It is hard to tell for certain from your photo, but it looks like you have pulled it down too far in the back to me as well, just like in cheap army movies. It's a common mistake.


----------



## CANADIAN F0RCES (8 Jul 2009)

Again, my question was in relation whether those metal grommets were alowed to be seen. But this has been answered so you can close this post as I have no further questions on this matter and if you (army.ca staff) deems it so. =)


----------



## Eye In The Sky (8 Jul 2009)

CANADIAN F0RCES said:
			
		

> I have been in for a week. Seeing others with it on and crafting your own are 2 different things.
> Now, had your ignorant ass read my post in it's entirty, you would know it was this,
> 
> My question was not geared so much towards, "how to make it" rather, if it was alright having the 2 holes on the right side showing or if you are to fold it further down so as not to see them.
> ...



Because I am in the right mood, and you asked for it...I'll respond to your post.

First off, I took time out of my day to pull up the actual DRESS REGULATIONS, find the right part, copy it and post it for you.  Answer your post respectfully in the first place?  I posted the fucking dress regulations.  I could have ignored your question like most other members here would have, or simply said "search".

Belittle you?  I saw your first post for what it was;  some 18 year old with his "i got my gear!!' hard-on, having to put a picture up and *demand* to have an answer now.  See your quote below f**kstick.



			
				CANADIAN F0RCES said:
			
		

> ok so I just recieved my gear(minus my boots and small pack).
> from what I know from my brothers(he is in kingston so he can't help and I am not working today so no smart comments about asking at my armouries, I simply want to do it now!)



I chose to ignore your (perceived by your post) attitude and post the quote from the dress regs, as a starting point for you.  Before the Mods (rightfully so) told you to search, and other forum members told you to loose the "answer me now!" attitude.

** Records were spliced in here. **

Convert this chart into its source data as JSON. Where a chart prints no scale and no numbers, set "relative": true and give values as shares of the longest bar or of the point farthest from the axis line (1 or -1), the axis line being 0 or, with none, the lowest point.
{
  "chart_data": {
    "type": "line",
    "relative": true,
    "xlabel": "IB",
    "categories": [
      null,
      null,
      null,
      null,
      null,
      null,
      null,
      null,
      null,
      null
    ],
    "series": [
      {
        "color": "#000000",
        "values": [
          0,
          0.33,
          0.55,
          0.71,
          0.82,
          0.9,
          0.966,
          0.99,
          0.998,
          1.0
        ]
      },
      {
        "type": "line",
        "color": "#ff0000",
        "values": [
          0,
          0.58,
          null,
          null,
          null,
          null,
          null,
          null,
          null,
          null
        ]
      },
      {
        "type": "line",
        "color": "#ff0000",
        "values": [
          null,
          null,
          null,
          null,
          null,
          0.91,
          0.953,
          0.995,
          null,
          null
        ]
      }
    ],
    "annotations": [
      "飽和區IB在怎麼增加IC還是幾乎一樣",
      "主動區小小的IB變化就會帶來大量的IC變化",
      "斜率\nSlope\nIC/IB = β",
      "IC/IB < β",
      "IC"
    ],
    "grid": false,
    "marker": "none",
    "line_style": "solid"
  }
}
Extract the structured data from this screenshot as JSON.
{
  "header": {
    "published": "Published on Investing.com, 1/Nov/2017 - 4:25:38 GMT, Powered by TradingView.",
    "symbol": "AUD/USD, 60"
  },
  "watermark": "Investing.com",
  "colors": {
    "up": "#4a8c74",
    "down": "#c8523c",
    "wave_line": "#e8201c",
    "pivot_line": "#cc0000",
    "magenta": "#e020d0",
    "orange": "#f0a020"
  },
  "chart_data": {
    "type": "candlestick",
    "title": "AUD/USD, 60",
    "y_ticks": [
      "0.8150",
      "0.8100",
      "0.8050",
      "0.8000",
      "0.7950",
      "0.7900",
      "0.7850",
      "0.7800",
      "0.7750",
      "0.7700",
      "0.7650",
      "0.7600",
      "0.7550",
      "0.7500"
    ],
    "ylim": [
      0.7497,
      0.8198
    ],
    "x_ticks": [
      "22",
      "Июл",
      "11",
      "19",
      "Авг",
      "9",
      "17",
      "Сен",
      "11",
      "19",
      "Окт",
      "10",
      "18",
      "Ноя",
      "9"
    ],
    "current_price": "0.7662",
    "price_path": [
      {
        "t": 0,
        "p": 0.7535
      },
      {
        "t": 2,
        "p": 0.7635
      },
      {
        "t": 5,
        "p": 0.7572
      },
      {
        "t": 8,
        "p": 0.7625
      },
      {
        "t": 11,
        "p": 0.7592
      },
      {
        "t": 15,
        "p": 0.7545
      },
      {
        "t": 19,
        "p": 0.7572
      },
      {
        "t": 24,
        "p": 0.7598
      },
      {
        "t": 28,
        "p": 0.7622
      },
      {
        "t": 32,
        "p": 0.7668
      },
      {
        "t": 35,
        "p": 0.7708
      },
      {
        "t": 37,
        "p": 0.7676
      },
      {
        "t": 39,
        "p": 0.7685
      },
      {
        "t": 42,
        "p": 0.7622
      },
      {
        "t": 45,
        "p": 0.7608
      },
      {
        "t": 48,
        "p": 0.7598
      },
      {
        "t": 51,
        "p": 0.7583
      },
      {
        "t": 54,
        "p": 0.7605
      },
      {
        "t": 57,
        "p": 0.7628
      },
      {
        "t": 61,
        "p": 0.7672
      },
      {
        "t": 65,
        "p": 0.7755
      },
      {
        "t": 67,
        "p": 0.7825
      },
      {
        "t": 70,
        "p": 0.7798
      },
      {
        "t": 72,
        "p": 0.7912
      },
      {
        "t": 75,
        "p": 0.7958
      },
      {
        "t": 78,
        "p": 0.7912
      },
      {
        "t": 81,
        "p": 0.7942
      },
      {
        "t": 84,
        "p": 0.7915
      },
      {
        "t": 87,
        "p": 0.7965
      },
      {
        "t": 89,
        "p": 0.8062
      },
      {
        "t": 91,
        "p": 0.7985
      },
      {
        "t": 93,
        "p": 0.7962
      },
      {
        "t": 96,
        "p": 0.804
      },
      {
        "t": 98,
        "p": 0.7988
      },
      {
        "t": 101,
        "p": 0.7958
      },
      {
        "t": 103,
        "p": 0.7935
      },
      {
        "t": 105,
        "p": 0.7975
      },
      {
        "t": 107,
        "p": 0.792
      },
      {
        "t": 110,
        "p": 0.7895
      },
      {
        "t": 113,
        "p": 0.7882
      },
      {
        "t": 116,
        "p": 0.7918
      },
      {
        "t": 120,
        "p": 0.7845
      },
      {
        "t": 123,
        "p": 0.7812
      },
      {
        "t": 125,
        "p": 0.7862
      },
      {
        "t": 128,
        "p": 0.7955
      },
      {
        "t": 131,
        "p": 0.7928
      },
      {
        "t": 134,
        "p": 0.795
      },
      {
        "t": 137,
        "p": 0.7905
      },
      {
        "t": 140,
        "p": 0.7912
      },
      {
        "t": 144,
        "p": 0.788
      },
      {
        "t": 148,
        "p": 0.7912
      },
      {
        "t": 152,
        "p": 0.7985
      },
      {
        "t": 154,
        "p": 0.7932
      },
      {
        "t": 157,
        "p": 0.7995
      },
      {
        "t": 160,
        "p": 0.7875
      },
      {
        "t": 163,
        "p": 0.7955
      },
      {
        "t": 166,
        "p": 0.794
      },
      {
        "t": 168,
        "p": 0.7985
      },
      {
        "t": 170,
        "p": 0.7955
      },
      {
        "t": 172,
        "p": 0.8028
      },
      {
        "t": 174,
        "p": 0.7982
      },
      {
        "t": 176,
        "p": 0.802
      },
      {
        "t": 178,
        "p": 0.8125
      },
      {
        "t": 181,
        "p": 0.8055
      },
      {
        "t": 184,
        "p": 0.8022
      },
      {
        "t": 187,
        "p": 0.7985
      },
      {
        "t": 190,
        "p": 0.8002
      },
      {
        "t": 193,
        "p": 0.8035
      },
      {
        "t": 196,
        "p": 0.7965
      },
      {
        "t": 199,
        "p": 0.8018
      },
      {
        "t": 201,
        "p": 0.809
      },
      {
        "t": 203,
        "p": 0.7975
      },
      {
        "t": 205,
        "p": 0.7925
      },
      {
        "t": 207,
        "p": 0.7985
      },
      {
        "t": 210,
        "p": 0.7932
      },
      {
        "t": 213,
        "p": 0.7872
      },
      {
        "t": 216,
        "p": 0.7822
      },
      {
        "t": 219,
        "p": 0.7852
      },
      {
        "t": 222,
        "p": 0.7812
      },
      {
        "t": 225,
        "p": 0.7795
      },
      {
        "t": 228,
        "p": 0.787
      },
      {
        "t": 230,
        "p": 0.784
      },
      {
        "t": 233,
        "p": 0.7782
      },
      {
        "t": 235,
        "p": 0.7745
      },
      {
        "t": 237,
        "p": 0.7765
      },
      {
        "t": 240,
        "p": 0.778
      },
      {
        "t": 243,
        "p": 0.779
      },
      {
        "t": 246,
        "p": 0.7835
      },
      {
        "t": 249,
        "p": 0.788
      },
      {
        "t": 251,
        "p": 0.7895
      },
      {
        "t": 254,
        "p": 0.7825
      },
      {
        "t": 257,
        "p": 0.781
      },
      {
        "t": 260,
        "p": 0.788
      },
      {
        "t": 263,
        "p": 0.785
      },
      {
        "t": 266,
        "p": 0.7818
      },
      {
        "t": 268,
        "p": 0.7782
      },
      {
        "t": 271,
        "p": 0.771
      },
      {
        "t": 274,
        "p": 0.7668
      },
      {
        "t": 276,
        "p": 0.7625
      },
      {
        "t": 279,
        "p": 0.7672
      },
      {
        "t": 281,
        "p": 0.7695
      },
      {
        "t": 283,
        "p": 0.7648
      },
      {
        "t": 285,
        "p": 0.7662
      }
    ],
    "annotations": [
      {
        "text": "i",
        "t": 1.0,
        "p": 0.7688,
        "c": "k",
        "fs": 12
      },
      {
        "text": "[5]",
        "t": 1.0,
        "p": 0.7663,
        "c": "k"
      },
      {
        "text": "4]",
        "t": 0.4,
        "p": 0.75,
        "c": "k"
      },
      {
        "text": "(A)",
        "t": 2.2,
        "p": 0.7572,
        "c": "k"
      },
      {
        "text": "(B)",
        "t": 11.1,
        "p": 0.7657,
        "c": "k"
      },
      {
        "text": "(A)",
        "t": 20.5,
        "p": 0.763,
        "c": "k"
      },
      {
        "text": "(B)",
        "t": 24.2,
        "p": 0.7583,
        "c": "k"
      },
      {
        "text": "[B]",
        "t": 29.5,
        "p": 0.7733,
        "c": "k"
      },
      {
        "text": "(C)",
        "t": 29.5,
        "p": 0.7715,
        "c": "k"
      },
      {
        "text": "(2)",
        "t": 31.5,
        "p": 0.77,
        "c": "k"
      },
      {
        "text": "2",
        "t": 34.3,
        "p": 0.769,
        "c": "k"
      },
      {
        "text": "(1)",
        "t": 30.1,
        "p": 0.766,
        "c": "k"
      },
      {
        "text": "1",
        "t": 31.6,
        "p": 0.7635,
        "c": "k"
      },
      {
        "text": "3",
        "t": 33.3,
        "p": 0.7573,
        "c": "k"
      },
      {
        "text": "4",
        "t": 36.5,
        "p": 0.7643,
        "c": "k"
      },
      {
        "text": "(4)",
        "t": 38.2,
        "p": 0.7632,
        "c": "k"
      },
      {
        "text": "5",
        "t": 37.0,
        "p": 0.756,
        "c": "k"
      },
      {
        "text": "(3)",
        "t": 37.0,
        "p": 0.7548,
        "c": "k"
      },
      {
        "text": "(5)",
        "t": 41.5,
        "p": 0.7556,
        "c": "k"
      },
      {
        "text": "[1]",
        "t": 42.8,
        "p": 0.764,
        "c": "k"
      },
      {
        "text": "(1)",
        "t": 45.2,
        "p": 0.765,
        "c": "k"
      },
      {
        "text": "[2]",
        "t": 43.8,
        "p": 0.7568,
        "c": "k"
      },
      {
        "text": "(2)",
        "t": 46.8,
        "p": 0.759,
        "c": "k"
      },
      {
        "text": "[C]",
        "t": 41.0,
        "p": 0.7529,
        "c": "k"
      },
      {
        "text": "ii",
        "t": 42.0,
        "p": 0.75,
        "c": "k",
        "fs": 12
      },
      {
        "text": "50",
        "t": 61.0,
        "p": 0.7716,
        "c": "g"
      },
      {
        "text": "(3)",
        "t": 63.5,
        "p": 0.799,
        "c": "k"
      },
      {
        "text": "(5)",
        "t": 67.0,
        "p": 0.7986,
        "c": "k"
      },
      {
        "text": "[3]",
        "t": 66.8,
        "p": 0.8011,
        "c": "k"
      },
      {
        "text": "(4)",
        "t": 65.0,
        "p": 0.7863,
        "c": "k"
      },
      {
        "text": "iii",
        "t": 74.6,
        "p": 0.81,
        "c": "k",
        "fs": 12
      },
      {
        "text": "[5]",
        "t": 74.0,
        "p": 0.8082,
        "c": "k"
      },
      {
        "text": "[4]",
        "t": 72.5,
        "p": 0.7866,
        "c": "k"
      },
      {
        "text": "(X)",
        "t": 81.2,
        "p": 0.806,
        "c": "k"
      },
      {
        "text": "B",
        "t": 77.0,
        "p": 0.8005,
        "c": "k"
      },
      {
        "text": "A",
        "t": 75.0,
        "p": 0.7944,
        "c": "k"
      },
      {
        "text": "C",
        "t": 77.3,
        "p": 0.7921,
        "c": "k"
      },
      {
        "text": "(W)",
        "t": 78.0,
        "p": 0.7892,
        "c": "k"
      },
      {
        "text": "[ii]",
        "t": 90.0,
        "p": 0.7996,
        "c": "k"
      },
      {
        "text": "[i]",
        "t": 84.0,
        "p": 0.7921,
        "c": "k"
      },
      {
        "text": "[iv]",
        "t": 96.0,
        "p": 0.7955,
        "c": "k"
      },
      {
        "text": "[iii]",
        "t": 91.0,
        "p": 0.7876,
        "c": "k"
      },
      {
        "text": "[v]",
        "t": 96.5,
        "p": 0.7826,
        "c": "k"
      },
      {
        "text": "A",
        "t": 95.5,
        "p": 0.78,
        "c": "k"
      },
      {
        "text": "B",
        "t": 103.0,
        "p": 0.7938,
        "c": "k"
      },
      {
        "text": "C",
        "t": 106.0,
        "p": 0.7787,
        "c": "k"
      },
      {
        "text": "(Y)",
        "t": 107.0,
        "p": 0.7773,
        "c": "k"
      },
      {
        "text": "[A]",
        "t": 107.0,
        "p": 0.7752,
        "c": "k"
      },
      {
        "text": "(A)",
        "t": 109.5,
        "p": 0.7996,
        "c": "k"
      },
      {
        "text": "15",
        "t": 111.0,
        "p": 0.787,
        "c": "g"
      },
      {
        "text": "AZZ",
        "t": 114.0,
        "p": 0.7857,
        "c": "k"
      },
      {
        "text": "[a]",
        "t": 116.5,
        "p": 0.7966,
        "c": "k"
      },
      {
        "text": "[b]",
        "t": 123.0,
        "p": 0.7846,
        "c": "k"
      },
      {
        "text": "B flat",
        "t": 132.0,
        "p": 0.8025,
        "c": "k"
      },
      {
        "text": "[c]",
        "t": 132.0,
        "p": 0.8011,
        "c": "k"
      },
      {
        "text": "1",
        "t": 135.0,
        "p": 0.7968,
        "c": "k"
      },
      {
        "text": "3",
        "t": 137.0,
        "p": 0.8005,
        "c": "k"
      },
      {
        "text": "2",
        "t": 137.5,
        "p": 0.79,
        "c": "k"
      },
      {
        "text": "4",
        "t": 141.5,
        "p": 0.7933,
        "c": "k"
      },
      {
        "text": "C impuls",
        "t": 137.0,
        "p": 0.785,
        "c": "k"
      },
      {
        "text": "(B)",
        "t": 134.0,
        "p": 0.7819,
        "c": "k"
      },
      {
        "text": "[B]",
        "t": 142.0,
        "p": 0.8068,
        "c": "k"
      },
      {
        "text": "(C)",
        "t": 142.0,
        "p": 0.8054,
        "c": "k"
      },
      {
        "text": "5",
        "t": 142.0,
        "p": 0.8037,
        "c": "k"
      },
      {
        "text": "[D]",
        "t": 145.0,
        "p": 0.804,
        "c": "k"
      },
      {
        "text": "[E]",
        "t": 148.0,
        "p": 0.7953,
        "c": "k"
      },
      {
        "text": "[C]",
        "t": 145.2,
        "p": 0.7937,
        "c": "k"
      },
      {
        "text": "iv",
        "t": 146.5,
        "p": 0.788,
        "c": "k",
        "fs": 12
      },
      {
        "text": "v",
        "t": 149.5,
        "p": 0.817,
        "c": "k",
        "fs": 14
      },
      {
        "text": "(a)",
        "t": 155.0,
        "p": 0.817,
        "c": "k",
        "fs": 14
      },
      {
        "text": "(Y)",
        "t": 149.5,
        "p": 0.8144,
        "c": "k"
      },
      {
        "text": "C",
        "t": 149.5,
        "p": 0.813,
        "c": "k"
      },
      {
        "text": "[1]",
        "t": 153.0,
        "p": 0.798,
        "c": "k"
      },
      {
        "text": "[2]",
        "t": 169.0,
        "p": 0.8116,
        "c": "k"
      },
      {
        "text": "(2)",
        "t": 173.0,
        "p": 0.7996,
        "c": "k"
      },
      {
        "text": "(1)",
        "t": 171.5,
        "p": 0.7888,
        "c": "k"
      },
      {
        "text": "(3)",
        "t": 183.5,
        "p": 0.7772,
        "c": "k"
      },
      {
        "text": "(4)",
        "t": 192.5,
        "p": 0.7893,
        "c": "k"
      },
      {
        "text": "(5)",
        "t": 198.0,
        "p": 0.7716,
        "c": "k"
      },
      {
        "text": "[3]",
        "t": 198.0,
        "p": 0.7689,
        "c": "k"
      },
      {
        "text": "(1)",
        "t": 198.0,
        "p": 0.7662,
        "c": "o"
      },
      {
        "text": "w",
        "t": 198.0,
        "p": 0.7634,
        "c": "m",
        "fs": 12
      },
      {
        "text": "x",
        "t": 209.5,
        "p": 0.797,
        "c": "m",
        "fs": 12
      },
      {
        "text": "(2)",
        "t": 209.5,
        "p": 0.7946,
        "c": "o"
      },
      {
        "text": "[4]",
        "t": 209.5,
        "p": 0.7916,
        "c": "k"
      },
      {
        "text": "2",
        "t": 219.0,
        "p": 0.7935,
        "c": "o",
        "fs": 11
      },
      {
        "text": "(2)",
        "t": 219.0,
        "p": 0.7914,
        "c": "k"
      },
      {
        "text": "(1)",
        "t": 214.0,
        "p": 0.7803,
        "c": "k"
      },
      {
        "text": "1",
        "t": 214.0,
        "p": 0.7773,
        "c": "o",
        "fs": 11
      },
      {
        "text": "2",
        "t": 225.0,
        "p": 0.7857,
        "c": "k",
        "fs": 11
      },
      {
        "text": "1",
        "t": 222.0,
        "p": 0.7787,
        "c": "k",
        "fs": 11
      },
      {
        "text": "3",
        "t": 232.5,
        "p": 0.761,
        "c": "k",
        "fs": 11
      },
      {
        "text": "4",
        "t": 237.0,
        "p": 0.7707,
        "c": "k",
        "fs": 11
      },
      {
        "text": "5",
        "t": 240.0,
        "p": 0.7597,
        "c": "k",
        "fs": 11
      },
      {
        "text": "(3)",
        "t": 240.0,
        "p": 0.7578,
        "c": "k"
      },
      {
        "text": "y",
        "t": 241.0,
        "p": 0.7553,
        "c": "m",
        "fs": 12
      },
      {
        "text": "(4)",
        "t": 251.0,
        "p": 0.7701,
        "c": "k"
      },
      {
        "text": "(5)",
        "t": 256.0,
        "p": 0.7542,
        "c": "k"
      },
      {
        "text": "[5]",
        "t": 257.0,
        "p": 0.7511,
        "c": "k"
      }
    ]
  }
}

My *arrogant ass* started putting mouthy little punks like you thru the training system sometime around 1993 after I had 3 years in and did my course to qualify as an Instructor.  What were you doing in 1993?  Kindergarten or something??

Lad, if you think my post was "belittling", I think you are in for some hard times ahead as a *potential* soldier.  I say potential because well...as you said, you don't even have a pair of f**king 'army boots' yet.

But what do I know.  Hey, how about this.  Go to Petawawa, or Valcariter, Edmonton...Gagetown..you get the picture.  Find some soldier (try for one with a maroon beret, lets say) with the flap down farther than you think is "fukn-kool" and tell him how stupid he looks.

WTF is an entirty?  Mr Bobbit has a functioning spell check function on this site.  I suggest you use it.  Your grammar, spelling and punctuation are lacking.  It should be "you're a sad man", not "your a sad man".

Final point from me;  you don't *craft* a beret, you *form* it.  Wait.  Did I say that too harshly for your sensitivities?


----------



## OldSolduer (8 Jul 2009)

Canadian Forces:

We can be very blunt.....and I'm understating that. Get used to it. We don't need to explain our actions or coddle every teenager that wants to be in the CF.

Conratulations on joining, you will find it a very rewarding career, I'm sure.


----------



## armyvern (8 Jul 2009)

Eye In The Sky said:
			
		

> First off, I took time out of my day to pull up the actual DRESS REGULATIONS, find the right part, copy it and post it for you.  Answer your post respectfully in the first place?  I posted the fucking dress regulations.  I could have ignored your question like most other members here would have, or simply said "search".



And, to be sure, when I came into the thread I didn't answer his question ...

Precisely because there is no better (or correct) answer than the one you so thoughtfully provided him with from the outset.

Have a great day EITS ... milpoints inbound.


----------



## Eye In The Sky (8 Jul 2009)

AV,

No need for the points, I am just glad to be a *ray of sunshine* in ~Canadian Forces~ life today. 

I still think if he thinks I am "belittling", he is going to be in the hurt-locker on BMQ.  Anyone who knows me knows I am a pussy!


----------



## Franko (8 Jul 2009)

Under breath....[Please say you're not going Armour...please say you're not going Armour]

As EITS and OS already said, you're in for a wake up call. I suggest shutting your gob and setting your ears on recieve only for a while.

As another mod has already pointed out...you've been sorted out for the last time.

One more like that and you're on the ramp.

*The Army.ca Staff*


----------